Damn… this is the slap in the face that I needed! I felt like I was woken up from a slumber filled with illusions, fantasies, and make belief emotions. Thinking back, I’ve fallen in love with so many Lance’s – whether they were simply not interested, involved with other people, or at a point in their lives where being in a relationship wasn’t a priority- there I was, longing, daydreaming, and writing about the pain of love – the more forbidden it felt, the more it made me want to be with them.
Thankfully (?) this isn’t news to me. I’ve  always known that I WANT what I can’t have. But I thought it was just human nature – working with kids taught me that we instinctively want things that aren’t ours – and I thought I had it all figured out: that the value of things lie in how much other people want that thing too. Mix that in with an unhealthy dose of jealousy that comes built-in in a standard Persian girl model, and you’ve got some serious soul searching to do.

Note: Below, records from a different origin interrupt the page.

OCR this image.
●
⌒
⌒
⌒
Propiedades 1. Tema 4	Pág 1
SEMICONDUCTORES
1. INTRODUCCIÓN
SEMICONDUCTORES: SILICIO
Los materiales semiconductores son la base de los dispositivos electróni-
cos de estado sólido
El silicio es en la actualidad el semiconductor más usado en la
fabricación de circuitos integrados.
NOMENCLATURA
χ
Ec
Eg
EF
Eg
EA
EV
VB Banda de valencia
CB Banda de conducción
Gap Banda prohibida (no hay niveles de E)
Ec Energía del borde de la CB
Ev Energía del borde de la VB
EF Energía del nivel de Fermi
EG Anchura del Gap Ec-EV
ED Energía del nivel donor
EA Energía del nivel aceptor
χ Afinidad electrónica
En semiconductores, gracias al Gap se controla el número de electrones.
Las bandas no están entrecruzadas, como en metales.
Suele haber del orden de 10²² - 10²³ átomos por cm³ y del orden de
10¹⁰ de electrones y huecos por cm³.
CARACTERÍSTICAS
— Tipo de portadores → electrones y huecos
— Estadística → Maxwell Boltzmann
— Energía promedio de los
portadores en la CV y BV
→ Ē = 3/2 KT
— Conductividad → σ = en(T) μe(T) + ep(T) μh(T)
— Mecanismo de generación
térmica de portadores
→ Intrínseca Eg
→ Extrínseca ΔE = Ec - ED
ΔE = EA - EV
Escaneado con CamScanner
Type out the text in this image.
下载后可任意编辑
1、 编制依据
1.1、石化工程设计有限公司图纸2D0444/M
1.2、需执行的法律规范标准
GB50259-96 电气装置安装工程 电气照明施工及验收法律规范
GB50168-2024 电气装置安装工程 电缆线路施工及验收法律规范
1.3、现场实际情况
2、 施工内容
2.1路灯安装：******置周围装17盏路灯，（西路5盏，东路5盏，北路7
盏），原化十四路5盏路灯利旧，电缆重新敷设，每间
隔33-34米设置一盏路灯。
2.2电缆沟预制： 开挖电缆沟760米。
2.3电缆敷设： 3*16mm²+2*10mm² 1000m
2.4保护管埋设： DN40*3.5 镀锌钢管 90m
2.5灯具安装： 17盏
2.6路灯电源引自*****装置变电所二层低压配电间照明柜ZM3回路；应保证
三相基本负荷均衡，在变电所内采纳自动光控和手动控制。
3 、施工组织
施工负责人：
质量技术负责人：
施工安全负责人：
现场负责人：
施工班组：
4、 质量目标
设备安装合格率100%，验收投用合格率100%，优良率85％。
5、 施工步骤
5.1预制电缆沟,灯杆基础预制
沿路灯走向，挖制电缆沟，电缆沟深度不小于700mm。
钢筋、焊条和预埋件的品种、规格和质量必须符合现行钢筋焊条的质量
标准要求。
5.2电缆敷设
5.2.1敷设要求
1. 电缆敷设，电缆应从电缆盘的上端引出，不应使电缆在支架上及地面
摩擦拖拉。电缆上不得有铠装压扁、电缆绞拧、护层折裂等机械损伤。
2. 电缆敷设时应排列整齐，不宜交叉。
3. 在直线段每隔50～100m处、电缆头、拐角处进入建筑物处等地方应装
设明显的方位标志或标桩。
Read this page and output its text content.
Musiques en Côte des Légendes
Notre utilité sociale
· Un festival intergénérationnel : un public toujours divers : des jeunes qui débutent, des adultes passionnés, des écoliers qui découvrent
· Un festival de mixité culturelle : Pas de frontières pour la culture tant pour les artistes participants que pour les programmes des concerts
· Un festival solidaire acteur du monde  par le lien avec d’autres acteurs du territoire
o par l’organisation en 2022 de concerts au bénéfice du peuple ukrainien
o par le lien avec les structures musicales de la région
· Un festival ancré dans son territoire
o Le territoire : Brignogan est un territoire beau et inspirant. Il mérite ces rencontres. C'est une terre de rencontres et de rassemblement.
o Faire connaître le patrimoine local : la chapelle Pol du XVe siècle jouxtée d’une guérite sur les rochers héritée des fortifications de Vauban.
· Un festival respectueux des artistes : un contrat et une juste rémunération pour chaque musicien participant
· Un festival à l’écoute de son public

Rejection sucks! It stings and bruises our egos that we work so hard to protect. In a world where we are constantly seeking validation, rejection becomes the devil that the clergies warned us against. It makes us doubt our worth as a human being. It creates psychological hell. It makes us subconsciously fall in love with the Lance’s that are around us, and closes the door of opportunities to those who might actually be able to provide us with emotional stability. So it’s time to hit pause on the Adele songs and to stop #relating to “the most bitter joke that the universe can play on you is meeting the right person at the wrong time” meme. I think the key is to be confident and vulnerable at the same time – to welcome new opportunities and to stop daydreaming. The real world is waiting – pick your numbers and gamble your heart away – It’ll be worth it!